Предыдущая глава |
↓ Содержание ↓
↑ Свернуть ↑
| Следующая глава |
— Сказал, что я очень похож на мать.
— Так ты его видел?
— Нет, — он снова вернулся в исходное положение, и я буквально чувствовал стук его сердца. Чашка кофе залпом, ну... и голова в сумке, само собой. — Только слышал по телефону. Хотя...
— Хотя что?
— Однажды у Агнес был гость, и она велела мне принести им выпить. Я думал, что это клиент, но скоро он уехал и больше я его не видел.
— Как он выглядел?
— Не помню. Было слишком светло.
— Но чем-то же он тебе запомнился? Ты что-то к нему почувствовал?
— Да ничего я не почувствовал, — мотнул он головой. — Кроме того, что он плохой. Я просто испугался.
— Его испугался?
— Хуже. Себя испугался. Что если он придет, захочу его убить. Но он не вернулся, а убить все равно пришлось...
— Берлинг... Значит, не зря она пыталась постричь тебя? Это была его идея?
Дэшил пожал плечами.
— Я не знаю... Но после... потом мистер М забрал меня к себе, и я думал, что все закончилось. Оказывается, нет. Оказывается, мой отец говорил с Глэм и Бруно. Глэм была первым предупреждением. А Бруно... Он до последнего не верил, что не справится сам... Знаете, он всегда меня берег, он думал — если я убью в третий раз, то уже не остановлюсь.
— А это так?
— Не знаю. Чтобы узнать, надо убить в третий раз.

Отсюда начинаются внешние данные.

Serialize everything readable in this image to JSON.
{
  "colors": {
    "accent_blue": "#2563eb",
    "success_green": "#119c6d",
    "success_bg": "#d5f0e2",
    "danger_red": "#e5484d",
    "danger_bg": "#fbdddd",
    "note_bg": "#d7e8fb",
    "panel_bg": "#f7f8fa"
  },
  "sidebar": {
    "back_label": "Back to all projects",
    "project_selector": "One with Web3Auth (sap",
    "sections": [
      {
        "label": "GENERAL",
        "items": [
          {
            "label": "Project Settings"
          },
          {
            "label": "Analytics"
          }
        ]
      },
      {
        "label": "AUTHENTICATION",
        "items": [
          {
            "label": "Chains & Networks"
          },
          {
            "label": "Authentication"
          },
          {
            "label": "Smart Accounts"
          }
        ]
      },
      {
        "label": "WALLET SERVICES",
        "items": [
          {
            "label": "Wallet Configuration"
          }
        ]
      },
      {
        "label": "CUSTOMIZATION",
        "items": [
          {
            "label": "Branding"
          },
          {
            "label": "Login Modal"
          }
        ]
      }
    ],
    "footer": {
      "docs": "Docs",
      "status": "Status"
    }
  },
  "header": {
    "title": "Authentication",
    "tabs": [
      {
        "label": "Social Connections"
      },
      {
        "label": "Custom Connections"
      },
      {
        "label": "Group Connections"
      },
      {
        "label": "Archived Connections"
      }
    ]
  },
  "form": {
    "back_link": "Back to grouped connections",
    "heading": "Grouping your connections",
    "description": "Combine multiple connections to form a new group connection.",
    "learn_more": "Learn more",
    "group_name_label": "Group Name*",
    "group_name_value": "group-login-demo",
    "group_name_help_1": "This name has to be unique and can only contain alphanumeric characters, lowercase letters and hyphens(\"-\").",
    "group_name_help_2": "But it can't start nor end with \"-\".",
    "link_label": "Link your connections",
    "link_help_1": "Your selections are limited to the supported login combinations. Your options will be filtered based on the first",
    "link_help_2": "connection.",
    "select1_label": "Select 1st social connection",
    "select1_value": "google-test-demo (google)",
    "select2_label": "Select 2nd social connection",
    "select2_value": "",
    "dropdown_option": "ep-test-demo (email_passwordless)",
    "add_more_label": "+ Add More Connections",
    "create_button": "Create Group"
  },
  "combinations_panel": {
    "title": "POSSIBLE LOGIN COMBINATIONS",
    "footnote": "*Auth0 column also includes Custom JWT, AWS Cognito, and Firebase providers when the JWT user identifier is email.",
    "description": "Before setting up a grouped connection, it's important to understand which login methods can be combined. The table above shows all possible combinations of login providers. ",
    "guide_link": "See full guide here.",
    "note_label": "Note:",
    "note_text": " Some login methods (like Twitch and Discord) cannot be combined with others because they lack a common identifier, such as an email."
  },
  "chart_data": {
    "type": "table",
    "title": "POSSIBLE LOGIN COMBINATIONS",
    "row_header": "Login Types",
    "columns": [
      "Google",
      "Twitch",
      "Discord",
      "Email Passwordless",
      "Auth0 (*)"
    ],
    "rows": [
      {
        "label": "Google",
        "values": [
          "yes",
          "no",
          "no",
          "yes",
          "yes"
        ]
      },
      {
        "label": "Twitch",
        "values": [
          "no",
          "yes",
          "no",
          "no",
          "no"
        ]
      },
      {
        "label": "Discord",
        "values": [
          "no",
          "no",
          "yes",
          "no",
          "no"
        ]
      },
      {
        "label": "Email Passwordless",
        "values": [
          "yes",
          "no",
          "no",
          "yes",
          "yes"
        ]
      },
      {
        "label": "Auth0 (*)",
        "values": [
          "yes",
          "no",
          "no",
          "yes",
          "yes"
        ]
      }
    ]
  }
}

Я подумал о том, что сказал мне Бруно. О том, что они с Глэм иуды, подосланные агенты, вышедшие из— под контроля. Да, подосланы — но совсем не сектой. И в этот момент готов был сам оторвать ему башку за эту глупую ложь — ведь сейчас я мог бы знать имя отца Дэшила. Что бы это мне ни дало.

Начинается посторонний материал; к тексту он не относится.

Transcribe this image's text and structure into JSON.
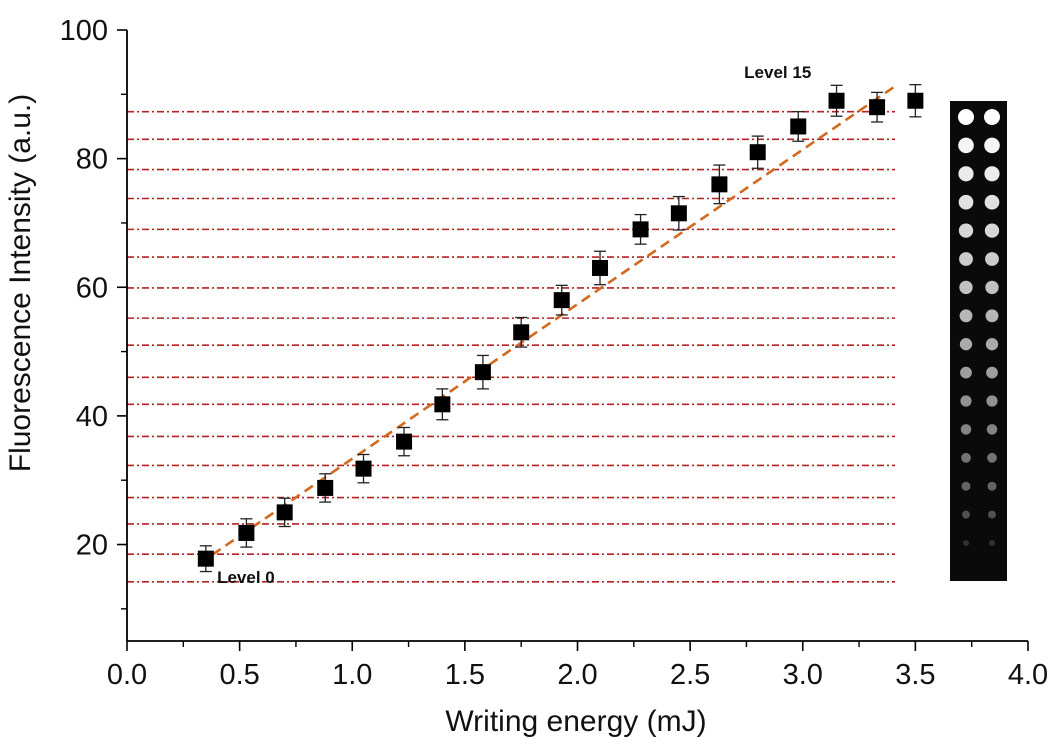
{
  "chart_data": {
    "type": "scatter",
    "xlabel": "Writing energy (mJ)",
    "ylabel": "Fluorescence Intensity (a.u.)",
    "xlim": [
      0.0,
      4.0
    ],
    "ylim": [
      5,
      100
    ],
    "x_ticks": [
      "0.0",
      "0.5",
      "1.0",
      "1.5",
      "2.0",
      "2.5",
      "3.0",
      "3.5",
      "4.0"
    ],
    "y_ticks": [
      "20",
      "40",
      "60",
      "80",
      "100"
    ],
    "grid": false,
    "series": [
      {
        "marker": "square",
        "color": "#000000",
        "x": [
          0.35,
          0.53,
          0.7,
          0.88,
          1.05,
          1.23,
          1.4,
          1.58,
          1.75,
          1.93,
          2.1,
          2.28,
          2.45,
          2.63,
          2.8,
          2.98,
          3.15,
          3.33,
          3.5
        ],
        "y": [
          17.8,
          21.8,
          25.0,
          28.8,
          31.8,
          36.0,
          41.8,
          46.8,
          53.0,
          58.0,
          63.0,
          69.0,
          71.5,
          76.0,
          81.0,
          85.0,
          89.0,
          88.0,
          89.0
        ],
        "error": [
          2.0,
          2.2,
          2.2,
          2.2,
          2.2,
          2.2,
          2.4,
          2.6,
          2.3,
          2.3,
          2.6,
          2.3,
          2.6,
          3.0,
          2.5,
          2.3,
          2.4,
          2.3,
          2.5
        ]
      }
    ],
    "fit_line": {
      "style": "dashed",
      "color": "#d2691e",
      "x": [
        0.32,
        3.42
      ],
      "y": [
        17.0,
        91.5
      ]
    },
    "level_lines": {
      "style": "dash-dot",
      "color": "#b22222",
      "x_start": 0.0,
      "y": [
        14.2,
        18.5,
        23.2,
        27.3,
        32.3,
        36.8,
        41.8,
        46.0,
        51.0,
        55.2,
        59.9,
        64.7,
        69.0,
        73.8,
        78.3,
        83.0,
        87.3
      ]
    },
    "annotations": [
      {
        "text": "Level 0",
        "x": 0.4,
        "y": 14.0
      },
      {
        "text": "Level 15",
        "x": 2.74,
        "y": 92.5
      }
    ],
    "inset": {
      "type": "fluorescence-dot-array-image",
      "rows": 16,
      "columns": 2,
      "background": "#0a0a0a"
    }
  }
}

— Это хорошо, что вы меня не жалеете, — сказал он неожиданно жестко и отстранился. — Не жалейте меня, я приношу только горе.
— О чем ты?
— Я не знаю, как сказать... — Он опустил голову, потом нашел мою руку и сжал в ледяных ладонях. — Вы мне никогда не простите. Детектив Стоун... он, мой отец, сказал, что... если он не получит то, что хочет, сегодня, то... — Дэшил поднял голову, и наконец в глазах показались слезы — казалось, и они имели синий отблеск. Он прижал мою руку к щеке. — Тогда в сумке будет голова вашей дочери.
— Что?...
Он смотрел так, будто думал, что я его ударю. Может, даже ждал этого. Но я только вспомнил Бруно, который так рекомендовал держаться подальше... слишком поздно. Слишком поздно.
Я быстро набрал Шор, и она ответила сразу же.
— Где вы?
— Едем в пиццерию, — ее голос стал обеспокоенным, — а что? Что-то случилось?
— Пока нет. Дорогая, пожалуйста, отвези Лекси в участок и ждите там. Я потом все объясню.
"Дорогая" — это серьезно. И она согласилась со мной, снова не пререкаясь и не пытаясь выяснить, в чем дело. Хороший напарник есть хороший напарник.
— Не беспокойся, Стоун. Я с нее глаз не спущу.
Я отложил телефон.
— Вот видишь, все в порядке. Лекси в безопасности.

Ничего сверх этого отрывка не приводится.